2026 operating checklist

TaskOwnerOutput
Confirm DORA financial-entity status and NCACompliance / legalScope memo
Confirm current ISO 27001 certification status and ISMS scopeSecurity / qualityScope and certificate status statement
Map ISMS asset inventory to the DORA ICT/information-asset identification dutySecurityCombined asset view
Build or refresh the DORA Register of Information from the ISMS supplier listVendor risk / complianceRegister of Information draft
Confirm whether TLPT applies and, if so, plan the cyclevCISO / risk ownerTesting programme entry
Align internal audit and management review cadence with Article 6(5) review triggersCompliance / securityCombined review calendar
Build a board pack that separates DORA resilience posture from ISO 27001 certification statusvCISO / risk ownerManagement reporting pack

Bottom line

DORA vs ISO 27001 is not a choice between two competing frameworks. It is a difference between a legal obligation and a voluntary certification.

DORA asks whether a financial entity can remain operationally resilient under ICT disruption, third-party dependency and supervisory scrutiny, and it applies regardless of any certificate.

ISO/IEC 27001:2022 asks whether an organisation has built and can demonstrate a working information security management system, inside a scope it chose, to a standard it can be independently certified against.

For EU fintechs pursuing both, the practical approach is one ICT risk and control system, with a DORA-specific evidence view for the supervisor and an ISO 27001-specific evidence view for the certification body, and a named owner who keeps the two from silently drifting apart.

FAQ

Does ISO 27001 certification make an EU fintech DORA compliant?

No. ISO 27001 certification demonstrates a conforming information security management system inside its defined scope. DORA compliance additionally requires a Register of Information, DORA-specific incident classification and statutory reporting, resilience testing that can include TLPT, and direct management-body accountability under Article 5.

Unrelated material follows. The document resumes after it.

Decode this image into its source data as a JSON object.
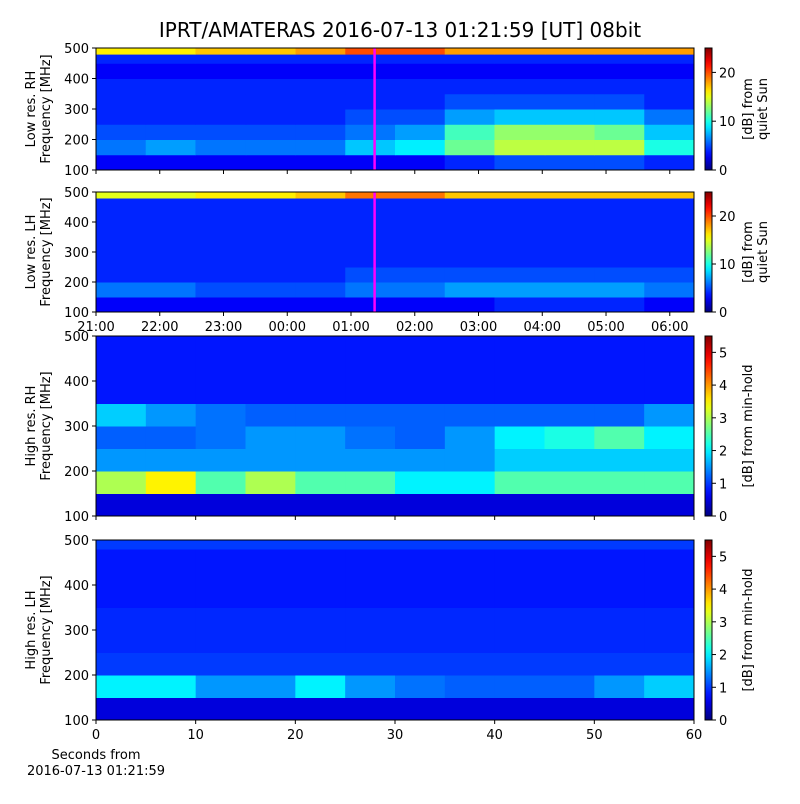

Does DORA compliance replace the need for ISO 27001 certification?

No. DORA does not create an ISO 27001 certificate, a Statement of Applicability or a certification-body audit report. A fintech whose customers or partners commercially require ISO 27001 certification still needs to pursue it separately.

Is ISO 27001 certification mandatory under DORA?

No. DORA does not mandate ISO 27001 certification. A financial entity can be fully DORA compliant without ever certifying an ISMS, though many choose to pursue certification for commercial or customer-assurance reasons.

Can DORA testing evidence be reused for an ISO 27001 audit, or the other way round?

Partially. Vulnerability assessments, penetration tests and internal audits performed for one purpose can support the other where scope, methodology and independence line up, but TLPT is DORA-specific and certification audits are ISO-specific: neither substitutes for the other.

Who enforces DORA and who enforces ISO 27001?

DORA is enforced by the national competent authority responsible for the financial entity, with administrative penalties available under DORA and national law. ISO 27001 is enforced by the accredited certification body that issued the certificate, which can require corrective action or suspend or withdraw the certificate; there is no government supervisor involved.

Should a fintech pursuing both start with DORA or with ISO 27001?

Start with one ICT risk and control system rather than sequencing two separate projects. Build the Register of Information, incident classification and testing programme DORA requires first if a supervisory deadline is closer, then layer the Statement of Applicability and certification-audit preparation on top of the same control set.